Acute coronary syndrome (ACS) differs in women and men with respect to risk factors, clinical presentation, complications and outcome. The major reason for the differences has been the effect of estrogen which protects women from coronary artery disease (CAD) till menopause. Women develop CAD one decade later than men. Hence, we compared the profile of ACS in postmenopausal women with age-matched men to see, does the difference still exist.
Comparative prospective study of 50 postmenopausal women as study group and fifty age-matched men as a control group diagnosed with ACS, who were admitted in a medical college hospital from December 2013 to September 2015. Chi-square test and Student's t-test have been used to find the significant association of study parameters between women and men.
Chest pain was the main complaint in the majority of the women (76%) and men (88%). Radiation of chest pain (60%) and sweating (72%) were significantly present in men compared to women (24% and 26%, respectively), whereas breathlessness was significantly present in women (40%) compared to men (16%). Women had later presentation to the hospital after symptom onset compared to men. Women had a higher respiratory rate (22.02 cycles/min) compared to men (20 cycles/min) and more crepitations compared to men. Men had more ventricular tachycardia (14%) and intracerebral hemorrhage (4%), whereas women had all other complications more than or same as men and higher in-hospital mortality (14%) compared to men (8%).
Postmenopausal women with ACS had more atypical presentation of symptoms, later presentation to hospital, more tachypnea, more crepitations, more complications, and higher in-hospital mortality compared to men of the same age group. The difference in the profile of ACS continues to exist even after menopause and age matching.
急性冠状动脉综合征(ACS)在女性和男性中的危险因素、临床表现、并发症和结局存在差异。造成这些差异的主要原因是雌激素的作用,它可以保护女性免受冠状动脉疾病(CAD)的侵害,直到绝经。女性患 CAD 的时间比男性晚十年。因此,我们比较了绝经后女性和年龄匹配的男性 ACS 的发病情况,以了解这种差异是否仍然存在。

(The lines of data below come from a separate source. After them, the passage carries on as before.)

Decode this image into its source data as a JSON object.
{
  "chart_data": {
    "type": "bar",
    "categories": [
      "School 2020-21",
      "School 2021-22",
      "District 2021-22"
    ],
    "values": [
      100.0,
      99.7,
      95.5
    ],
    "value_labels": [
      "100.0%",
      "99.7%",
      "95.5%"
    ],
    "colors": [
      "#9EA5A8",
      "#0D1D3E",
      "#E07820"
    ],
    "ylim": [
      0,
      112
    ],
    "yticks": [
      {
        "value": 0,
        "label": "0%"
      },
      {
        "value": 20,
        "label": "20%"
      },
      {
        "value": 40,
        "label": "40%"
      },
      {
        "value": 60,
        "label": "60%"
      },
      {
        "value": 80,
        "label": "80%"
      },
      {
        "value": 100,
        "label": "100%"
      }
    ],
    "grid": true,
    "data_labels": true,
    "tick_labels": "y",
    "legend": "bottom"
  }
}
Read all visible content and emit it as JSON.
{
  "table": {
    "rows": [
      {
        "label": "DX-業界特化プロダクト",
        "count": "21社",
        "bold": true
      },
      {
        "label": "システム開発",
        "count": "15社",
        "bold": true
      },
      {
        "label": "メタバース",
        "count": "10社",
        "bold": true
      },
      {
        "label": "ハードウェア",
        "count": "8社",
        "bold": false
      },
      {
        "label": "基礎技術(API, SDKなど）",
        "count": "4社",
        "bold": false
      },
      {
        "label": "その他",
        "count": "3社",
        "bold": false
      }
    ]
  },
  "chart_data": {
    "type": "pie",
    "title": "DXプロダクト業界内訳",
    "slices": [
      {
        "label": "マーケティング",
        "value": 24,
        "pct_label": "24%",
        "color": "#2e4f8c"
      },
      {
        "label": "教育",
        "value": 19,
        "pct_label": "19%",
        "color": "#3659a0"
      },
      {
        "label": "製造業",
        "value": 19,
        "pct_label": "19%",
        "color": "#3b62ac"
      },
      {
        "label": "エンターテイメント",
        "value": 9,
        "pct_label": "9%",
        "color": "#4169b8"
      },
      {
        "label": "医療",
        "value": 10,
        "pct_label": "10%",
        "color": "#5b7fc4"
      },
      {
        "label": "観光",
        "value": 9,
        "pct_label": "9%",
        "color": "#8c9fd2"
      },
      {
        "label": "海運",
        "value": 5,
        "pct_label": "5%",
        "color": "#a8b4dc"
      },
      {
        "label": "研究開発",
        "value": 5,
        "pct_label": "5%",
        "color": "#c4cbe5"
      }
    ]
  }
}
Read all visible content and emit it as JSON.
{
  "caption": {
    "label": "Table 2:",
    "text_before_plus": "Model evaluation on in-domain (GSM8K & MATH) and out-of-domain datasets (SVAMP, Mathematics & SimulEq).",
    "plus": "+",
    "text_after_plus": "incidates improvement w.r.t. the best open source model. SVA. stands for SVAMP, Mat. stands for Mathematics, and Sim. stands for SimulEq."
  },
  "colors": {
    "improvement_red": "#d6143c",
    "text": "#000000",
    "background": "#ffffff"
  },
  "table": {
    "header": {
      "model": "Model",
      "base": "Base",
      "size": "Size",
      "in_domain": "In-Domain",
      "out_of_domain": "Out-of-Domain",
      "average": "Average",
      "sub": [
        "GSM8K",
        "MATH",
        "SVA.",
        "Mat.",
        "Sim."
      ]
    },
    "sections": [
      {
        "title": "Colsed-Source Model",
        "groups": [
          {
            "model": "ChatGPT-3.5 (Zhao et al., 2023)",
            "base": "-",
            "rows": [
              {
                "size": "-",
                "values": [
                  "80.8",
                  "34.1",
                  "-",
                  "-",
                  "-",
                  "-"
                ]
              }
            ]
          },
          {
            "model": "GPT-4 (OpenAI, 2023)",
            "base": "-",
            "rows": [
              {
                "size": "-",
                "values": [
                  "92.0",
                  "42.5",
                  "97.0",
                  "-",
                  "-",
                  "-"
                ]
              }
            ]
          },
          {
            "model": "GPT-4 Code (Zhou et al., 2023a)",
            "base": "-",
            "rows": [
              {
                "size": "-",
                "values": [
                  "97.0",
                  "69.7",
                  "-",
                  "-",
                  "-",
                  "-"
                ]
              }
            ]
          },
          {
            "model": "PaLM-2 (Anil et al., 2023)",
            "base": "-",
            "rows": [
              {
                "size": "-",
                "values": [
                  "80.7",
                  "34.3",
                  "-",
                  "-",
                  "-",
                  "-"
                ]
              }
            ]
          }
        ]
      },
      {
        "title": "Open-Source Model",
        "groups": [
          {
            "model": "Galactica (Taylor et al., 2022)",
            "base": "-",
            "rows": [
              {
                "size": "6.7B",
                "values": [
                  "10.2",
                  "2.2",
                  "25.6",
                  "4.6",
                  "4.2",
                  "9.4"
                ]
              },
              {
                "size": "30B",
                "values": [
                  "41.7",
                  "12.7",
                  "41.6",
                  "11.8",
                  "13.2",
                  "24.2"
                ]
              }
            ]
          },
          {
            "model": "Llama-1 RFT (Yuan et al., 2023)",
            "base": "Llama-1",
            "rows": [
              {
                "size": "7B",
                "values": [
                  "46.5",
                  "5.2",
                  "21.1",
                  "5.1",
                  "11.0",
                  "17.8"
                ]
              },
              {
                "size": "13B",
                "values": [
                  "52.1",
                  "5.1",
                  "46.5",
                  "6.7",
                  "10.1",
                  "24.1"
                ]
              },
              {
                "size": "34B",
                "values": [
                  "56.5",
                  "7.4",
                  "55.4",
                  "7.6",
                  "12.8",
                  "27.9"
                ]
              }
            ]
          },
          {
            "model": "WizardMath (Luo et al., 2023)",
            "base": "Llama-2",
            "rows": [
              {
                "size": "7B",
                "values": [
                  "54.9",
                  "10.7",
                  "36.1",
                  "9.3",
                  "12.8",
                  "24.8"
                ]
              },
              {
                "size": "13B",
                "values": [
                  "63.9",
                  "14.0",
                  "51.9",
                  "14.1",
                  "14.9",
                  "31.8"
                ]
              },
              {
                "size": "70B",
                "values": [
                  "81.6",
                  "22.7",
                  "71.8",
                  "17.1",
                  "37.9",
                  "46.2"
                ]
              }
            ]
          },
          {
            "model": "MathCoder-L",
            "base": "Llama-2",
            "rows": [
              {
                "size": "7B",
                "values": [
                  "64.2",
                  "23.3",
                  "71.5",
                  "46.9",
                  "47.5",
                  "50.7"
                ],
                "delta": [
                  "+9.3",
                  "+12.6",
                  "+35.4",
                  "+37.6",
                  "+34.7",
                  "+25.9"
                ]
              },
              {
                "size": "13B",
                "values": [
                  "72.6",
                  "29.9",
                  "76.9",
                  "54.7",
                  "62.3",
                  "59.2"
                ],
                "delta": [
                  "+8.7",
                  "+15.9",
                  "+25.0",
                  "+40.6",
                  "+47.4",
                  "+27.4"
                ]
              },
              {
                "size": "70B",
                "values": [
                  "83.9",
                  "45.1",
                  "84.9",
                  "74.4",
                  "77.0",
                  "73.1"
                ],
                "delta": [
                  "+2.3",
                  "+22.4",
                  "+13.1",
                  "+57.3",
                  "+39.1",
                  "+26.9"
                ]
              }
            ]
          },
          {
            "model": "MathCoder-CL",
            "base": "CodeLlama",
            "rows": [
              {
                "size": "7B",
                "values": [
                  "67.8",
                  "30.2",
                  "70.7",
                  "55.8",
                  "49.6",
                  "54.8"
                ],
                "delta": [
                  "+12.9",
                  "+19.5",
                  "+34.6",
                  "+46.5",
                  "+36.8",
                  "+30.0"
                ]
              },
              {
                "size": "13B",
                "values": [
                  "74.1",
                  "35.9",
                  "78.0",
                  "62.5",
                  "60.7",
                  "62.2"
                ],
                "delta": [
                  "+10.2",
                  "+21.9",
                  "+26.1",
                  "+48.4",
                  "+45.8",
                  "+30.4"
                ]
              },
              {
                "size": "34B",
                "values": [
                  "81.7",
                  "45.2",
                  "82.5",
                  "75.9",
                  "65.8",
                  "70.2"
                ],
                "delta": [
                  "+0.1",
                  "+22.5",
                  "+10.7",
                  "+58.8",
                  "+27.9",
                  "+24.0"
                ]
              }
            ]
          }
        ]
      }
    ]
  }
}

对 2013 年 12 月至 2015 年 9 月期间在一所医学院附属医院住院的 50 名绝经后女性(研究组)和 50 名年龄匹配的男性(对照组)进行了前瞻性比较研究。采用卡方检验和学生 t 检验比较两组女性和男性的研究参数的显著相关性。
胸痛是大多数女性(76%)和男性(88%)的主要主诉。胸痛放射(60%)和出汗(72%)在男性中明显多于女性(分别为 24%和 26%),而呼吸困难在女性中明显多于男性(40%对 16%)。女性从症状发作到就诊的时间比男性晚。女性的呼吸频率(22.02 次/分钟)高于男性(20 次/分钟),肺部啰音也多于男性。男性发生室性心动过速(14%)和脑出血(4%)的比例较高,而女性发生其他所有并发症的比例均高于或与男性相同,院内死亡率(14%)也高于男性(8%)。
绝经后 ACS 女性的症状表现更不典型,就诊时间更晚,呼吸急促、肺部啰音更多,并发症更多,院内死亡率也更高,与同年龄组男性相比。即使在绝经和年龄匹配后,ACS 患者的发病情况仍存在差异。